Le cerveau bascule dynamiquement entre différents réseaux neuronaux, actifs seulement 50 à 100 ms à la fois. Ces réseaux, qualifiés de « particules élémentaires de notre pensée », ouvrent de nouvelles perspectives pour comprendre et diagnostiquer les syndromes neuropsychiatriques.
Composé de milliards de neurones, le cerveau traite des signaux entrants de l'environnement (lumière, toucher, odeurs...) ou d'autres neurones. Lorsque le seuil est atteint, un neurone émet un signal électrique vers la couche suivante. Si un grand nombre de neurones génèrent des courants dans une petite région cérébrale, cette activité est mesurable au niveau du cuir chevelu. Cette mesure, pionnière en 1924 chez le rat et le singe par Hans Berger via l'électroencéphalographie (EEG), révolutionne la neuroscience.

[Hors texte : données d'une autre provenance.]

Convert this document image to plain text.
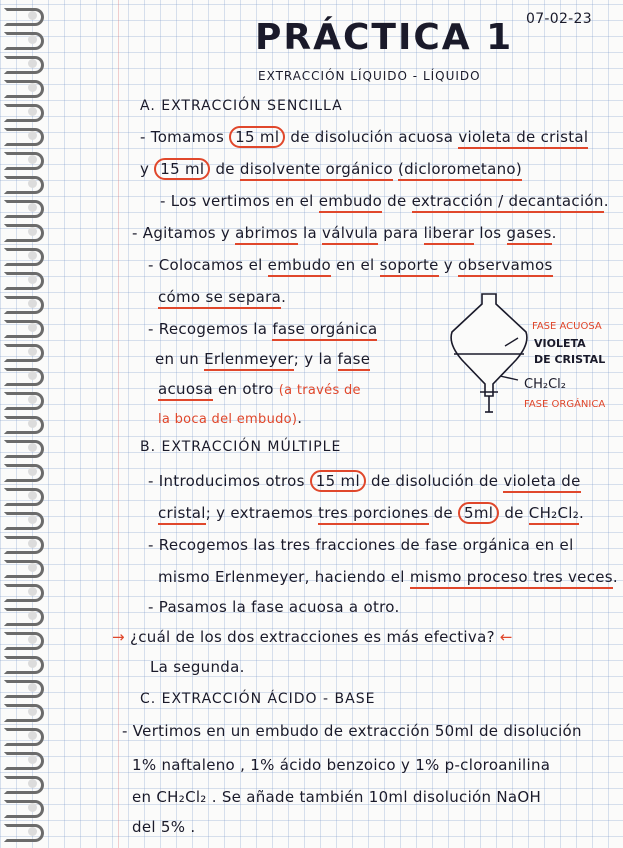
07-02-23
PRÁCTICA 1
EXTRACCIÓN LÍQUIDO - LÍQUIDO
A. EXTRACCIÓN SENCILLA
- Tomamos 15 ml de disolución acuosa violeta de cristal
y 15 ml de disolvente orgánico (diclorometano)
- Los vertimos en el embudo de extracción / decantación.
- Agitamos y abrimos la válvula para liberar los gases.
- Colocamos el embudo en el soporte y observamos
cómo se separa.
- Recogemos la fase orgánica
en un Erlenmeyer; y la fase
acuosa en otro (a través de
la boca del embudo).
FASE ACUOSA
VIOLETA
DE CRISTAL
CH₂Cl₂
FASE ORGÁNICA
B. EXTRACCIÓN MÚLTIPLE
- Introducimos otros 15 ml de disolución de violeta de
cristal; y extraemos tres porciones de 5ml de CH₂Cl₂.
- Recogemos las tres fracciones de fase orgánica en el
mismo Erlenmeyer, haciendo el mismo proceso tres veces.
- Pasamos la fase acuosa a otro.
→ ¿cuál de los dos extracciones es más efectiva? ←
La segunda.
C. EXTRACCIÓN ÁCIDO - BASE
- Vertimos en un embudo de extracción 50ml de disolución
1% naftaleno , 1% ácido benzoico y 1% p-cloroanilina
en CH₂Cl₂ . Se añade también 10ml disolución NaOH
del 5% .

Chez l'humain, l'EEG utilise 22 à 128 électrodes sur le crâne pour détecter de faibles différences de tension. Son limite : l'activité d'une zone peut être captée par plusieurs électrodes, compliquant la localisation précise.
La magnétoencéphalographie (MEG) surmonte cela en mesurant les champs magnétiques générés par les courants, moins altérés par les tissus cutanés. Avec 306 capteurs, la MEG offre une localisation spatiale supérieure, malgré un coût élevé.
EEG et MEG capturent les réactions cérébrales en situations expérimentales, comme des tâches arithmétiques simples, révélant les zones activées. Leur atout majeur : une résolution temporelle de l'ordre de la dizaine de millisecondes, avec des centaines de mesures par seconde.
Jusqu'aux années 1990, on croyait le cerveau inactif au repos. Pourtant, les travaux de Hans Berger et des études TEP/IRMf montrent qu'il consomme seulement 5 % d'énergie supplémentaire en tâche. Même au repos, il reste hautement actif grâce à une communication interne intense.
Des expériences révèlent un « réseau en mode par défaut » (cortex pariétal et préfrontal médians, pariétal et temporal latéraux), actif au repos et désactivé en tâche, essentiel pour la coordination cérébrale.
IRMf et TEP, lentes (images toutes les 2 secondes), ne permettaient pas d'évaluer sa stabilité. Le réseau en mode par défaut est-il seul au repos, ou d'autres s'activent-ils ?
Des chercheurs de l'Université d'Oxford ont développé une technique exploitant la haute résolution temporelle de l'EEG/MEG. Leur modèle ingénieux démontre des activations réseau brèves de 50 à 100 ms, ces « particules élémentaires de la pensée ».
Parmi elles : le réseau sensori-moteur (traitement tactile et planification motrice), et deux sous-réseaux du mode par défaut (frontal et pariétal). Ce dernier, indétectable autrement, illustre la puissance de la méthode.
Ces avancées révèlent des alternances réseau au repos, analysables en fréquence et stabilité. Elles promettent une meilleure compréhension des troubles neuropsychiatriques.